1 A method for the detection of a polymorphism in OATPB in a human which method comprises determining the sequence of the human at one of the following positions: position 1113 of SEQ ID NO: 4 and/or position 312 of SEQ ID NO 5.

2 A method according to claim 1 wherein the polymorphism at position 1113 is presence of G and/or A and the polymorphism at position 312 is presence of Arg and/or Gln.

3 A method according to claim 1 or 2 wherein the method for detection of a nucleic acid polymorphism is selected from amplification refractory mutation system and restriction fragment length polymorphism.

4 Use of a method defined in any of claims 1-3 to assess the pharmacogenetics of a drug transportable by OATPB.

5 A polynucleotide comprising at least 20 contiguous bases of the human OATPB gene and comprising an allelic variant which is:

Position in SEQ Region variant ID NO 4 Exon 7 A 1113

6 an allele specific primer capable of detecting a OATPB gene polymorphism at position 1113 in SEQ ID NO: 4.

7 An allele specific oligonucleotide probe capable of detecting a OATPB gene polymorphism at position 1113 in SEQ ID NO: 4.

8 A diagnostic kit comprising an allele specific oligonucleotide probe of claim 7 and/or an allele-specific primer of claim 6.

9 Use of a drug transportable by OATPB in preparation of a medicament for treating a disease in a human determined as having a polymorphism at one of the following positions: position 1113 of SEQ ID NO: 4 and/or position 312 of SEQ ID NO 5.
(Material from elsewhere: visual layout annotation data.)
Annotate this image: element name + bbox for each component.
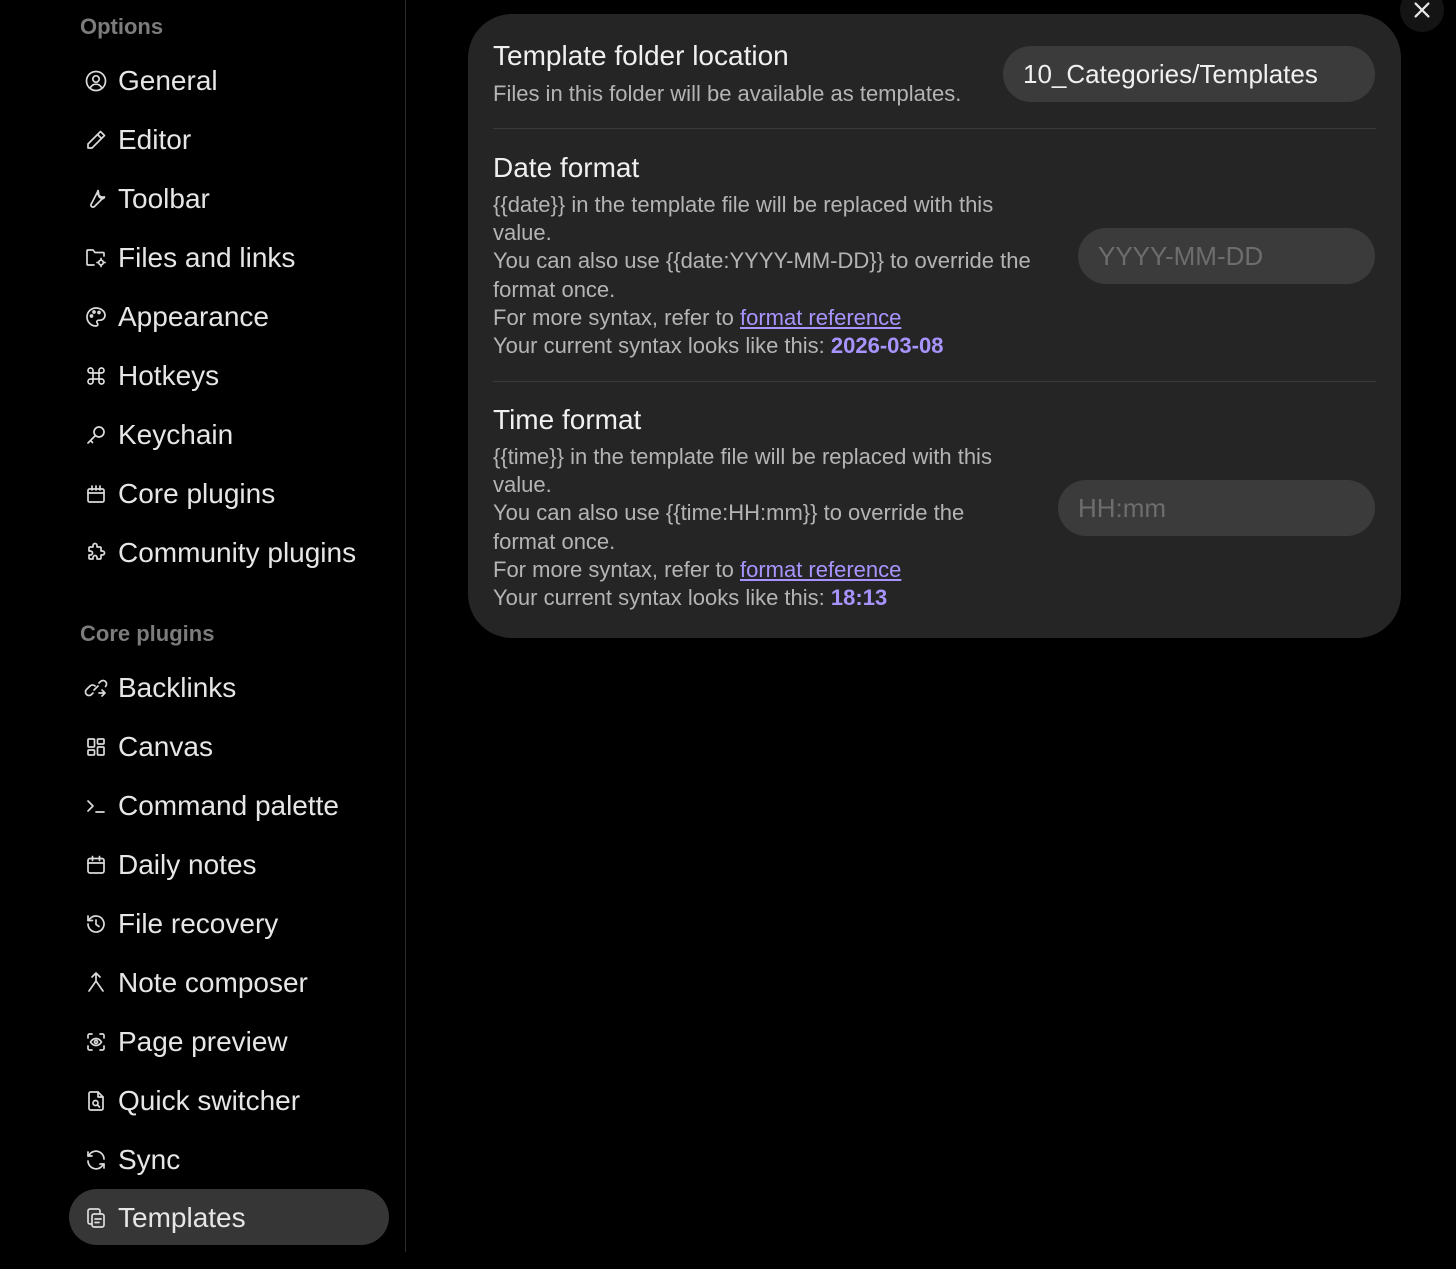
sidebar-item-keychain[interactable]: Keychain — [69, 406, 389, 462]
sidebar-item-file-recovery[interactable]: File recovery — [69, 895, 389, 951]
sidebar-item-label: Page preview — [118, 1026, 288, 1057]
sidebar-item-label: General — [118, 65, 218, 96]
date-desc-line: format once. — [493, 276, 616, 302]
history-icon — [83, 911, 109, 937]
terminal-icon — [83, 793, 109, 819]
date-format-reference-link[interactable]: format reference — [740, 305, 901, 330]
close-button[interactable] — [1400, 0, 1444, 32]
palette-icon — [83, 304, 109, 330]
reference-prefix: For more syntax, refer to — [493, 556, 740, 582]
sidebar-item-sync[interactable]: Sync — [69, 1131, 389, 1187]
time-desc-line: format once. — [493, 528, 616, 554]
merge-icon — [83, 970, 109, 996]
sidebar-item-note-composer[interactable]: Note composer — [69, 954, 389, 1010]
close-icon — [1414, 2, 1430, 18]
sidebar-item-toolbar[interactable]: Toolbar — [69, 170, 389, 226]
link-arrow-icon — [83, 675, 109, 701]
sidebar-item-page-preview[interactable]: Page preview — [69, 1013, 389, 1069]
folder-setting-description: Files in this folder will be available a… — [493, 81, 962, 106]
sidebar-item-label: Keychain — [118, 419, 234, 450]
sidebar-item-backlinks[interactable]: Backlinks — [69, 659, 389, 715]
sidebar-item-appearance[interactable]: Appearance — [69, 288, 389, 344]
time-setting-name: Time format — [493, 404, 642, 435]
layout-dashboard-icon — [83, 734, 109, 760]
sidebar-item-templates[interactable]: Templates — [69, 1189, 389, 1245]
sidebar-item-label: Backlinks — [118, 672, 237, 703]
current-prefix: Your current syntax looks like this: — [493, 585, 831, 611]
time-desc-line: value. — [493, 472, 552, 498]
puzzle-icon — [83, 540, 109, 566]
folder-setting-name: Template folder location — [493, 40, 789, 71]
sidebar-item-label: Templates — [118, 1202, 246, 1233]
copy-icon — [83, 1205, 109, 1231]
date-reference-line: For more syntax, refer to format referen… — [493, 304, 1031, 332]
date-setting-description: {{date}} in the template file will be re… — [493, 191, 1031, 360]
sidebar-item-community-plugins[interactable]: Community plugins — [69, 524, 389, 580]
sidebar-item-general[interactable]: General — [69, 52, 389, 108]
time-current-value: 18:13 — [830, 585, 888, 611]
date-current-line: Your current syntax looks like this: 202… — [493, 332, 1031, 360]
sidebar-item-label: Editor — [118, 124, 192, 155]
time-format-reference-link[interactable]: format reference — [740, 557, 901, 582]
sidebar-item-label: Note composer — [118, 967, 308, 998]
date-format-input[interactable] — [1078, 228, 1375, 284]
sidebar-item-label: Community plugins — [118, 537, 357, 568]
sidebar-item-label: Toolbar — [118, 183, 210, 214]
sidebar-item-command-palette[interactable]: Command palette — [69, 777, 389, 833]
wrench-icon — [83, 186, 109, 212]
date-setting-name: Date format — [493, 152, 640, 183]
sidebar-item-daily-notes[interactable]: Daily notes — [69, 836, 389, 892]
sidebar-item-label: Daily notes — [118, 849, 257, 880]
calendar-icon — [83, 852, 109, 878]
sidebar-item-label: Core plugins — [118, 478, 276, 509]
sidebar-item-label: Canvas — [118, 731, 213, 762]
sidebar-item-label: Hotkeys — [118, 360, 220, 391]
current-prefix: Your current syntax looks like this: — [493, 333, 831, 359]
time-current-line: Your current syntax looks like this: 18:… — [493, 584, 992, 612]
options-section-title: Options — [80, 14, 164, 39]
date-desc-line: {{date}} in the template file will be re… — [493, 192, 994, 217]
sidebar-item-label: File recovery — [118, 908, 279, 939]
sidebar-item-files-and-links[interactable]: Files and links — [69, 229, 389, 285]
divider — [493, 381, 1376, 382]
templates-settings-panel: Template folder location Files in this f… — [468, 14, 1401, 638]
time-format-input[interactable] — [1058, 480, 1375, 536]
date-current-value: 2026-03-08 — [830, 333, 944, 359]
sidebar-item-quick-switcher[interactable]: Quick switcher — [69, 1072, 389, 1128]
sidebar-item-editor[interactable]: Editor — [69, 111, 389, 167]
folder-cog-icon — [83, 245, 109, 271]
sidebar-item-label: Appearance — [118, 301, 270, 332]
scan-eye-icon — [83, 1029, 109, 1055]
core-plugins-section-title: Core plugins — [80, 621, 215, 646]
calendar-box-icon — [83, 481, 109, 507]
divider — [493, 128, 1376, 129]
time-setting-description: {{time}} in the template file will be re… — [493, 443, 992, 612]
file-search-icon — [83, 1088, 109, 1114]
sidebar-item-label: Quick switcher — [118, 1085, 301, 1116]
sidebar-item-canvas[interactable]: Canvas — [69, 718, 389, 774]
user-circle-icon — [83, 68, 109, 94]
date-desc-line: You can also use {{date:YYYY-MM-DD}} to … — [493, 248, 1031, 274]
time-desc-line: You can also use {{time:HH:mm}} to overr… — [493, 500, 965, 526]
sidebar-item-label: Files and links — [118, 242, 296, 273]
date-desc-line: value. — [493, 220, 552, 246]
time-reference-line: For more syntax, refer to format referen… — [493, 556, 992, 584]
refresh-icon — [83, 1147, 109, 1173]
time-desc-line: {{time}} in the template file will be re… — [493, 444, 992, 469]
reference-prefix: For more syntax, refer to — [493, 304, 740, 330]
command-icon — [83, 363, 109, 389]
sidebar-item-hotkeys[interactable]: Hotkeys — [69, 347, 389, 403]
sidebar-item-label: Sync — [118, 1144, 181, 1175]
settings-sidebar: Options General Editor Toolbar Files and… — [0, 0, 406, 1252]
sidebar-item-core-plugins[interactable]: Core plugins — [69, 465, 389, 521]
key-icon — [83, 422, 109, 448]
sidebar-item-label: Command palette — [118, 790, 340, 821]
template-folder-input[interactable] — [1003, 46, 1375, 102]
pencil-icon — [83, 127, 109, 153]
10 An allelic variant of human OATPB polypeptide comprising a glutamine at position 312 of SEQ ID NO 5 or a fragment thereof comprising at least 10 amino acids provided that the fragment comprises the allelic variant.

11 An antibody specific for an allelic variant of human OATPB polypeptide as described herein.

12 A diagnostic kit comprising an antibody of claim 11.